Season of Creation: On Taking Care of Each Other

Marilou LeGeyt and Samantha Jones

Beginning last September, Pope Francis designated September as the Season of Creation. This expands the World Day of Prayer for the Care of Creation that started in 2015. Joining a movement created by our Lutheran brothers and sisters in 2000, the Church now celebrates this month as a time to contemplate our care of creation and to celebrate its wonders.

With these thoughts, we consider Thanksgiving during this month of October. As we hear the increasingly alarming news of natural disasters around the world, and we try to respond however we can, the bigger questions are inevitably asked. How do we respond to the needs around us? Are the acts of nature this year worse than previous years? If so, why? And what can I, as one single person, do to make a difference amongst all the big, global, issues that follow?

Cardinal Peter Turkson, the President of the Pontifical Council for Justice and Peace, gave us six points to ponder as we decide how to engage with our environment on a personal level:

  • All human beings are affected, and everything in nature too, by the crises of climate change, misuse of natural resources, waste and pollution, and attendant poverty and dislocation.
  • Everything is interconnected; we cannot understand the social or natural world or their parts in isolation.
  • Everyone must act responsibly to save our world – from individuals who recycle and use energy sparingly, to enterprises reducing their ecological footprints, to world leaders setting and enforcing ambitious targets to reduce the use of carbon.
  • We must be truthful; let no one hide or distort facts in order to gain selfish advantage.
  • We must engage in constructive dialogue; genuine, trusting and trustworthy engagement of all parties is required to succeed where all is at risk.
  • Beyond the industrial age’s short-sighted confidence in technology and finance, we must transcend ourselves in prayer, simplicity and solidarity.

And so, the adage of “reduce, reuse, recycle” comes to mind as a follow up to these points of conversation. But, as Cardinal Turkson mentions, nothing happens in isolation. The care of creation is not just about the earth, but also about its inhabitants. We especially, as human beings, have the biggest impact on our home. By caring for each other as individuals, we can create an upswell of attitude change that will impact the broader world and thus, decisions that impact the environment and our earth. Out of thankfulness for our blessings, we must look for ways to bless each other Here are some examples to consider:

  • Do you like to comment on social media? Do you enjoy the anonymity of sharing your thoughts on the Internet without care for how they may impact who or what you are commenting on? In a world where social media rants and comments are the latest form of bullying, it is a virtue to show care and intention for what you say, how you say and where you say your opinions.
  • Is there a family in your parish who comes to Mass looking a little worse for wear? Do you ponder why they can’t dress up and why their child is particularly disruptive? Maybe the clothes are their best, and maybe that child did not have enough to eat for breakfast and is acting out of hunger. Perhaps ask your pastor if they need help. Can you donate a grocery store gift card to them?
  • Do you know a woman who recently suffered a miscarriage and you don’t know what to say? Just tell her you love her; and that you’re sorry it happened. Those words will be a healing balm to her soul.
  • In the hustle and bustle of juggling work, life, money, kids, marriage and our faith, we often lose sight of those that are most precious: the people around us. So let us make the time to think of ways to reduce our anger, judgement and condescension; reuse words of kindness, over and over, in as many situations as possible; and recycle our negativity into positivity and spread it around by offering a smile to the stranger on the street or by letting the car beside us ease in front of us, so the driver does not have to wait longer to merge into our lane.

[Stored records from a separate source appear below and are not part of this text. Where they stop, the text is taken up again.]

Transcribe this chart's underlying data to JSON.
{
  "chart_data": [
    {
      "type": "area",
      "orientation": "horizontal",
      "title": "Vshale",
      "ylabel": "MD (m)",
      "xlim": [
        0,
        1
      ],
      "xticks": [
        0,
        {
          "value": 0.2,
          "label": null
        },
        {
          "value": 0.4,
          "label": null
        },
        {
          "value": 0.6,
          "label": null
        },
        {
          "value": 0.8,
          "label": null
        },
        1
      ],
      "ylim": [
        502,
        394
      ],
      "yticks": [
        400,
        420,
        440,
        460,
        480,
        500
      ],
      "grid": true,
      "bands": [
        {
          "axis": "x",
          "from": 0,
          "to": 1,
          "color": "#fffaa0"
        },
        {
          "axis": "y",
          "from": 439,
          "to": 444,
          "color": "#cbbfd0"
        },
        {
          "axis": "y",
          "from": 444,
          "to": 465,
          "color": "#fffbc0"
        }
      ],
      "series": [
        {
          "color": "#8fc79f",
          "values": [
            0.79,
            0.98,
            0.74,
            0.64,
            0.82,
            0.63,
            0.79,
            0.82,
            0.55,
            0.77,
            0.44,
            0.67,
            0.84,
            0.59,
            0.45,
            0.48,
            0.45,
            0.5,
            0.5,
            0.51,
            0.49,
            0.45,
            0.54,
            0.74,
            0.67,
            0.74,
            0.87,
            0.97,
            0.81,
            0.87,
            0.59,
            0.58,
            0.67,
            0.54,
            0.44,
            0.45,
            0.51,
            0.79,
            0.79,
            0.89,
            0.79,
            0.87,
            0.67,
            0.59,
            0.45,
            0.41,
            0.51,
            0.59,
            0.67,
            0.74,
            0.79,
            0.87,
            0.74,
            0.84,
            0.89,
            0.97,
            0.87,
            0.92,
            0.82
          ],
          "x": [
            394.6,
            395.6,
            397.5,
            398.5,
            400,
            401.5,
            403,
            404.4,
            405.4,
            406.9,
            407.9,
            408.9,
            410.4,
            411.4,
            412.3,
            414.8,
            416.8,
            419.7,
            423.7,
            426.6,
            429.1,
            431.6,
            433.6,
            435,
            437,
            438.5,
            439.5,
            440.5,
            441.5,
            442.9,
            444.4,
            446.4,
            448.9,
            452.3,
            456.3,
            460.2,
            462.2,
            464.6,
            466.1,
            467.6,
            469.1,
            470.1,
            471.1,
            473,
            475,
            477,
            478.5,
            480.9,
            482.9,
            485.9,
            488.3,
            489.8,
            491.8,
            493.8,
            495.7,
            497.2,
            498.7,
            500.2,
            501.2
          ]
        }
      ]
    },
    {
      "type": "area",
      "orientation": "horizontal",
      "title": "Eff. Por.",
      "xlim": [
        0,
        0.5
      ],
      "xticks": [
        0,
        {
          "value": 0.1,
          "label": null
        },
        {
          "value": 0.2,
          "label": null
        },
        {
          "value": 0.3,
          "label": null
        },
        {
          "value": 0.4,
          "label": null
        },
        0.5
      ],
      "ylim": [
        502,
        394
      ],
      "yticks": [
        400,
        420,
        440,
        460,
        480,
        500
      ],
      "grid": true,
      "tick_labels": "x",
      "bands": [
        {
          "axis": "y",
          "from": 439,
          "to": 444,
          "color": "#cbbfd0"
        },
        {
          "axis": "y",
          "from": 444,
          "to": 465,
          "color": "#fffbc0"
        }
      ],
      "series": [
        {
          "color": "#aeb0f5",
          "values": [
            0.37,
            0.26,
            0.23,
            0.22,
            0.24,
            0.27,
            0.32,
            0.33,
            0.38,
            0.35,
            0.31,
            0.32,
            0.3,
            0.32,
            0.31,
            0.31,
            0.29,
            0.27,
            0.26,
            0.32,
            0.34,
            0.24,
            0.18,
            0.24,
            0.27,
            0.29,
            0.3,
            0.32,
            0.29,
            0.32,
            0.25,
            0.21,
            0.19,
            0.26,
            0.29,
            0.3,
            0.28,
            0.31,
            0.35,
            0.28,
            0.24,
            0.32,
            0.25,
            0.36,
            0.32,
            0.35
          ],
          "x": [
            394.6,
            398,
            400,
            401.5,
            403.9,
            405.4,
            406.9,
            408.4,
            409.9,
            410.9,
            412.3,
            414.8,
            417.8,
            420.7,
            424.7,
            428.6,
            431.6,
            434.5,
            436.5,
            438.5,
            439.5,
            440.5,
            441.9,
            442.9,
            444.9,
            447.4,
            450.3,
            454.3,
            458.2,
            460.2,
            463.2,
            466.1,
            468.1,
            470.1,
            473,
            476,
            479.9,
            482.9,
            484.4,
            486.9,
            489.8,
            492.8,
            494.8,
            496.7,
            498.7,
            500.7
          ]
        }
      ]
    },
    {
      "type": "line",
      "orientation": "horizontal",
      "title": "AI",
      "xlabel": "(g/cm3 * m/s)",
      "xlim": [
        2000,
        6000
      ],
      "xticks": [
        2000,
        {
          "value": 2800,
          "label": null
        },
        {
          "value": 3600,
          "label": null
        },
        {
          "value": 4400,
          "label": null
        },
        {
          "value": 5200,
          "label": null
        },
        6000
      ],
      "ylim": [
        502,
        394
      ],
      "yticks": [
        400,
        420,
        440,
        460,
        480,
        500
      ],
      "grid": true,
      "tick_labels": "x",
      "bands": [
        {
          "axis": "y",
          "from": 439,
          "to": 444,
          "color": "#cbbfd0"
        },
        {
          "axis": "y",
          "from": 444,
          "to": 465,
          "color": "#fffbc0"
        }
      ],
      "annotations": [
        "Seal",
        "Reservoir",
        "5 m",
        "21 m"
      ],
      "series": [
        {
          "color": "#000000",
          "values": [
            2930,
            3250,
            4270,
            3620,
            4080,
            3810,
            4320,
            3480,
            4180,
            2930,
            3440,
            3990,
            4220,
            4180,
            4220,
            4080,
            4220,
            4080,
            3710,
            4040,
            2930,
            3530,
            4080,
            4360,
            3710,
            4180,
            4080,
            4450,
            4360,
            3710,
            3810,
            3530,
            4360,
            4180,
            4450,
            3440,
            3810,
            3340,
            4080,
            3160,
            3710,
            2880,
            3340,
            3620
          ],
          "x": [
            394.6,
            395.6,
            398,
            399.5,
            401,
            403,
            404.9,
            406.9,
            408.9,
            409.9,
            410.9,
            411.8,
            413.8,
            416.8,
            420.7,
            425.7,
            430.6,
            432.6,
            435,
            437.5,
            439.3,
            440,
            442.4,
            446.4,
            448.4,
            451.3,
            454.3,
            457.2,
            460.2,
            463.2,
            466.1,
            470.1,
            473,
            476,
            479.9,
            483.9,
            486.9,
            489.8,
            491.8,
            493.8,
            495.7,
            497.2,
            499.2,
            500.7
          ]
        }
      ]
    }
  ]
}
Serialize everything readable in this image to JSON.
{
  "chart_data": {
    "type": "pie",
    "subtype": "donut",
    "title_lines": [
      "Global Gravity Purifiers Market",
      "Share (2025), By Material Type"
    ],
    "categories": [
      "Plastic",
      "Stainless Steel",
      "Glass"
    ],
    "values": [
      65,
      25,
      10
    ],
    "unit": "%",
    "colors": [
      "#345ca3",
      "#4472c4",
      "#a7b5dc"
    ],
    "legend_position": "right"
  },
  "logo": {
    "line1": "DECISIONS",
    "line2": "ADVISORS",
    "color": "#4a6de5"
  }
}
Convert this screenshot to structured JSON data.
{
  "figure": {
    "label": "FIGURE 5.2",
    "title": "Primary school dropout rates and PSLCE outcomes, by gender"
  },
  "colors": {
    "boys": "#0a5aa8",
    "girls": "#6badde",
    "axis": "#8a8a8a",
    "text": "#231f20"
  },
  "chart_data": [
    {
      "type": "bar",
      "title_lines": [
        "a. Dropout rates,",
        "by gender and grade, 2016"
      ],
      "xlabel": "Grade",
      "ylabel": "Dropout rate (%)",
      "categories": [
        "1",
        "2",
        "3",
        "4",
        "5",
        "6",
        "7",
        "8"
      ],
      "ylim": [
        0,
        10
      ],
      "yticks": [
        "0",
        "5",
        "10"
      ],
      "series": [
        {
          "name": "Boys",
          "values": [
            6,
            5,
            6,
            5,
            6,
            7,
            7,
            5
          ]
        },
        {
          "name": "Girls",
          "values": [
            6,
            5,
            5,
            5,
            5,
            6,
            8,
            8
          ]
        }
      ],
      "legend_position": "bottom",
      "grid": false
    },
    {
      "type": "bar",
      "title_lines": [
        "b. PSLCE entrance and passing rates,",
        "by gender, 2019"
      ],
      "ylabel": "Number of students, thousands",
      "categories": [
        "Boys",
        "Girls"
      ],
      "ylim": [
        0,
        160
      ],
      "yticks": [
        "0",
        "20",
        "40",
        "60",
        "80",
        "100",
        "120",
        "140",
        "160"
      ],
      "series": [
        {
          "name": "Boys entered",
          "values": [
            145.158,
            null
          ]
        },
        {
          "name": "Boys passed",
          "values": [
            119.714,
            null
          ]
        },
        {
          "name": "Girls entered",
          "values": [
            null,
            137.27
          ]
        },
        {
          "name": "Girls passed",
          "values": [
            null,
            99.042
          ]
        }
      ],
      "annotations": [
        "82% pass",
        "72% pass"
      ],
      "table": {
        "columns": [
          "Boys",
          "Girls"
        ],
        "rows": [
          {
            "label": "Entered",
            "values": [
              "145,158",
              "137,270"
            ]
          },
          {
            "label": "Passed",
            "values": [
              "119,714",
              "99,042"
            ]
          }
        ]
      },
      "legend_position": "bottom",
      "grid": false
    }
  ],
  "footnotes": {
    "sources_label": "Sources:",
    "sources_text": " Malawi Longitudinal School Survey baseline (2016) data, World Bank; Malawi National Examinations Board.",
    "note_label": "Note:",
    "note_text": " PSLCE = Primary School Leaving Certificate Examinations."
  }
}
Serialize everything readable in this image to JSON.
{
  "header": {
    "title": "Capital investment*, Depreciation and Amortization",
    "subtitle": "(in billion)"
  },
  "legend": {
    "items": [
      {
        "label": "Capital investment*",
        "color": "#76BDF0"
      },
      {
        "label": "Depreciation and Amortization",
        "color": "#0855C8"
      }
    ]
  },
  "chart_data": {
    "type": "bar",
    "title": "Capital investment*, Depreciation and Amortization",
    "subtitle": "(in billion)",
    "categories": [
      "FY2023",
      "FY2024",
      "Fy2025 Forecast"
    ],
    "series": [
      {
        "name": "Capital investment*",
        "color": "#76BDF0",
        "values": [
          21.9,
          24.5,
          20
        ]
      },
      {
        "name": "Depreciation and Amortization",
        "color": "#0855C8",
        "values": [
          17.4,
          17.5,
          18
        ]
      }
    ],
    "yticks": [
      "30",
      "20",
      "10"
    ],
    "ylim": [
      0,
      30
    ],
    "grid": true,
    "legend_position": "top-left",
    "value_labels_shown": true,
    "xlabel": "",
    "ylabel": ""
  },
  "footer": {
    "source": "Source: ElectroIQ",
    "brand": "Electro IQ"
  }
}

    Spreading joy and happiness gives the recipients room to contemplate other things. Those “other things” might simply include: considering how to make their home more environmentally friendly; seeing trash on the ground and having the patience to pick it up; or finding a reservoir of energy to ride their bike to the corner store instead of driving. If we can’t do the basics of caring for each other, how can we do the bigger job of caring for creation?

    Let’s all try to see how big of a ripple we can create, and we might be surprised at the change it brings forth in each one of us too!